Roberto Benucci scite author profile

Chemokine and chemokine receptors expressed by normal and neoplastic lymphocytes play a key role in cell recruitment into skin and lymph nodes. The aim of this study was to get further insights into the role of chemokines in pathogenesis and progression of cutaneous T-cell lymphoma (CTCL) with particular regard to Sézary Syndrome (SS), a CTCL variant with blood involvement. Here, we show that functional CXCL13 homeostatic chemokine is strongly up-regulated in SS cells, well-detectable in skin lesions and lymph nodes, and measurable at high concentration in plasma of SS patients, at different levels during disease progression.
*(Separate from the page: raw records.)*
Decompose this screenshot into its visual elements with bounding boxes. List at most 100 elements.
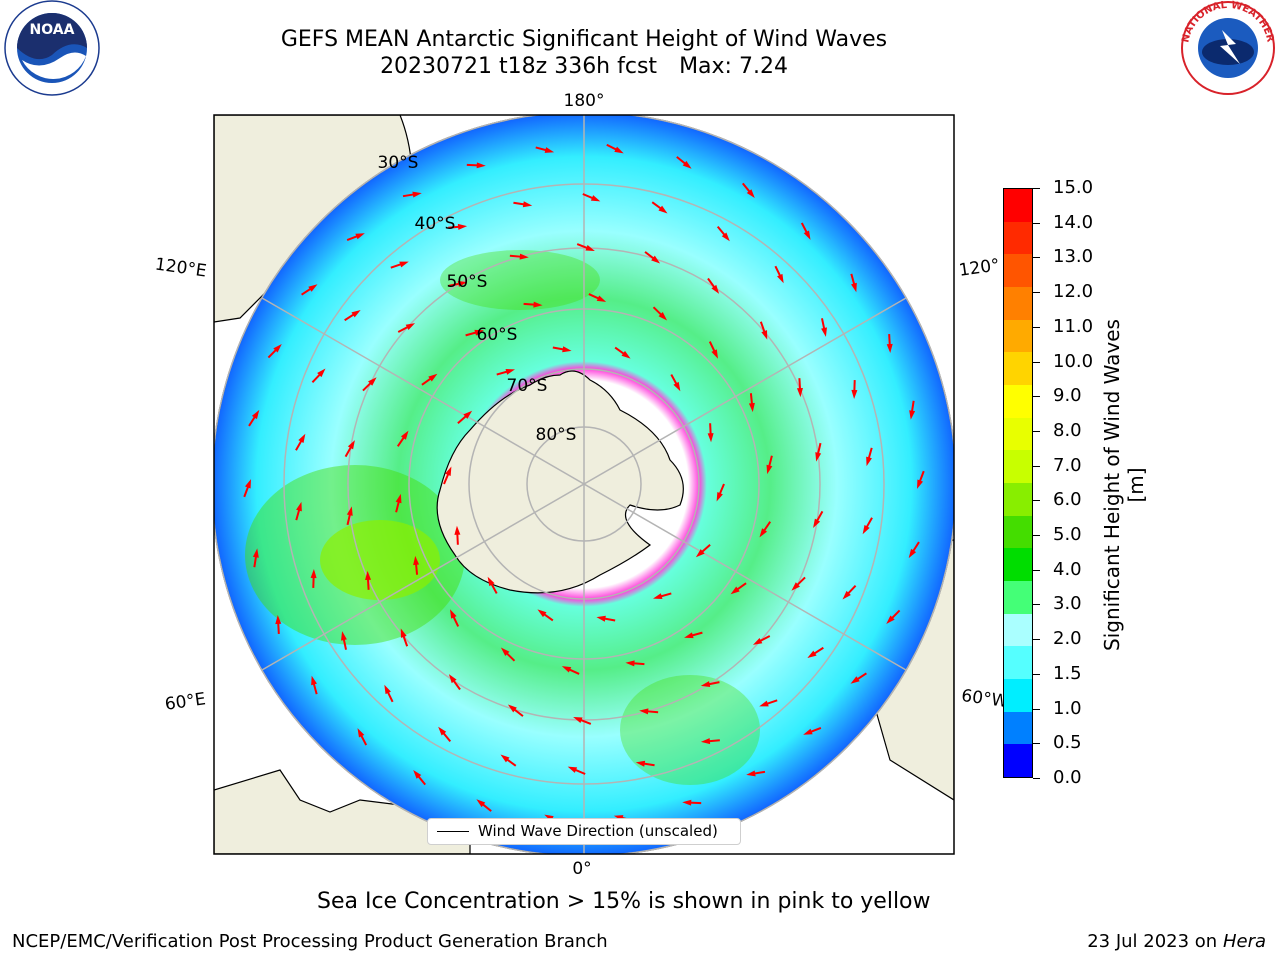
wave-direction-arrowhead — [500, 647, 510, 656]
max-wave-region — [320, 520, 440, 600]
lat-label-70s: 70°S — [507, 376, 548, 396]
colorbar-tick — [1033, 604, 1040, 606]
wave-direction-arrowhead — [711, 349, 719, 359]
noaa-logo: NOAA — [4, 0, 100, 96]
wave-direction-arrowhead — [457, 223, 468, 230]
wave-direction-arrowhead — [886, 343, 893, 354]
wave-direction-arrowhead — [759, 528, 768, 538]
wave-direction-arrowhead — [651, 255, 661, 264]
colorbar-tick-label: 2.0 — [1053, 628, 1082, 650]
wave-direction-arrowhead — [275, 614, 282, 625]
chart-title-line2: 20230721 t18z 336h fcst Max: 7.24 — [184, 54, 984, 79]
wave-direction-arrowhead — [412, 191, 422, 198]
wave-direction-arrowhead — [635, 760, 646, 767]
colorbar-tick — [1033, 639, 1040, 641]
wave-direction-arrowhead — [746, 770, 756, 777]
wave-direction-arrowhead — [365, 570, 372, 581]
noaa-logo-text: NOAA — [30, 22, 75, 38]
lat-label-80s: 80°S — [536, 425, 577, 445]
wave-direction-arrowhead — [273, 344, 282, 353]
lat-label-50s: 50°S — [447, 272, 488, 292]
legend-label: Wind Wave Direction (unscaled) — [478, 822, 718, 840]
wave-direction-arrowhead — [803, 728, 813, 735]
max-value-label: Max: 7.24 — [679, 54, 788, 79]
wave-direction-arrowhead — [405, 323, 416, 331]
colorbar-tick-label: 14.0 — [1053, 211, 1094, 233]
wave-direction-arrowhead — [476, 162, 486, 169]
wave-direction-arrowhead — [777, 273, 784, 284]
wave-direction-arrowhead — [842, 590, 851, 600]
wave-direction-arrowhead — [866, 456, 872, 467]
wave-direction-arrowhead — [658, 312, 668, 321]
colorbar-tick — [1033, 569, 1040, 571]
colorbar-tick-label: 1.0 — [1053, 697, 1082, 719]
colorbar-tick — [1033, 743, 1040, 745]
wave-direction-arrowhead — [752, 637, 763, 645]
wave-direction-arrowhead — [317, 368, 326, 378]
wave-direction-arrowhead — [658, 205, 668, 214]
wave-direction-arrowhead — [596, 295, 607, 302]
footer-host: Hera — [1222, 931, 1266, 952]
colorbar-segment — [1004, 450, 1032, 484]
wave-direction-arrowhead — [251, 409, 260, 420]
wave-direction-arrowhead — [851, 282, 857, 293]
lon-label-0: 0° — [572, 859, 591, 879]
colorbar-segment — [1004, 352, 1032, 386]
wave-direction-arrowhead — [908, 548, 917, 559]
wave-direction-arrowhead — [399, 261, 409, 268]
wave-direction-arrowhead — [438, 726, 447, 736]
wave-direction-arrowhead — [766, 464, 773, 475]
wave-direction-arrowhead — [413, 555, 420, 566]
wave-direction-arrowhead — [351, 309, 361, 318]
colorbar-tick-label: 5.0 — [1053, 524, 1082, 546]
lon-label-120e: 120°E — [154, 255, 208, 282]
colorbar-segment — [1004, 287, 1032, 320]
wind-wave-arrows — [243, 143, 925, 825]
colorbar-segment — [1004, 744, 1032, 778]
wave-direction-arrowhead — [730, 586, 740, 595]
wave-direction-arrowhead — [862, 524, 870, 535]
wave-direction-arrowhead — [310, 568, 317, 579]
colorbar-segment — [1004, 646, 1032, 680]
colorbar-tick-label: 11.0 — [1053, 315, 1094, 337]
colorbar-tick — [1033, 222, 1040, 224]
colorbar-tick — [1033, 465, 1040, 467]
colorbar-tick — [1033, 708, 1040, 710]
colorbar-tick-label: 0.5 — [1053, 732, 1082, 754]
wave-direction-arrowhead — [813, 518, 821, 528]
colorbar-segment — [1004, 548, 1032, 582]
wave-direction-arrowhead — [368, 377, 377, 386]
colorbar-tick-label: 8.0 — [1053, 419, 1082, 441]
colorbar-segment — [1004, 679, 1032, 712]
wave-direction-arrowhead — [413, 769, 422, 779]
wave-direction-arrowhead — [621, 350, 631, 359]
wave-direction-arrowhead — [652, 593, 663, 600]
wave-direction-arrowhead — [347, 440, 355, 450]
wave-direction-arrowhead — [585, 244, 595, 251]
wave-direction-arrowhead — [244, 479, 251, 489]
colorbar-tick-label: 10.0 — [1053, 350, 1094, 372]
colorbar-tick-label: 13.0 — [1053, 246, 1094, 268]
wave-direction-arrowhead — [544, 147, 555, 153]
wave-direction-arrowhead — [682, 160, 692, 169]
forecast-label: 20230721 t18z 336h fcst — [380, 54, 658, 79]
lon-label-180: 180° — [564, 91, 605, 111]
chart-title-line1: GEFS MEAN Antarctic Significant Height o… — [280, 27, 888, 52]
wave-direction-arrowhead — [796, 387, 803, 398]
colorbar-tick — [1033, 535, 1040, 537]
wave-direction-arrowhead — [384, 684, 391, 695]
wave-direction-arrowhead — [487, 576, 495, 587]
colorbar-segment — [1004, 221, 1032, 255]
colorbar-tick-label: 3.0 — [1053, 593, 1082, 615]
wave-direction-arrowhead — [308, 284, 318, 292]
wave-direction-arrowhead — [252, 548, 259, 558]
wave-direction-arrowhead — [917, 479, 924, 489]
wave-direction-arrowhead — [909, 410, 916, 420]
wave-direction-arrowhead — [711, 284, 720, 294]
colorbar-tick — [1033, 673, 1040, 675]
wave-direction-arrowhead — [463, 410, 473, 419]
wave-direction-arrowhead — [590, 195, 601, 202]
map-legend: Wind Wave Direction (unscaled) — [427, 818, 741, 845]
colorbar-segment — [1004, 711, 1032, 745]
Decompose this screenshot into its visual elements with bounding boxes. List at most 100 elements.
Furthermore, we show that the addition of CXCL13 to CCL19 or to CCL21, the selective CCR7 agonists responsible for lymph node homing, strongly enhances the migration of CCR7+ SS cells. We also show that neutralization of the CCR7 receptor strongly impairs CCL19/21-induced chemotaxis of SS cells both in the absence or presence of CXCL13. Additional experiments performed to investigate the survival, adhesion, and metalloproteases secretion indicate that CXCL13 combined with CCL19 and CCL21 mainly affects the chemotaxis of SS cells. Our findings suggest that this newly described CXCL13 expression in SS represents a new pathogenetic mechanism of diagnostic significance. [Cancer Res 2008;68(17):7137-46]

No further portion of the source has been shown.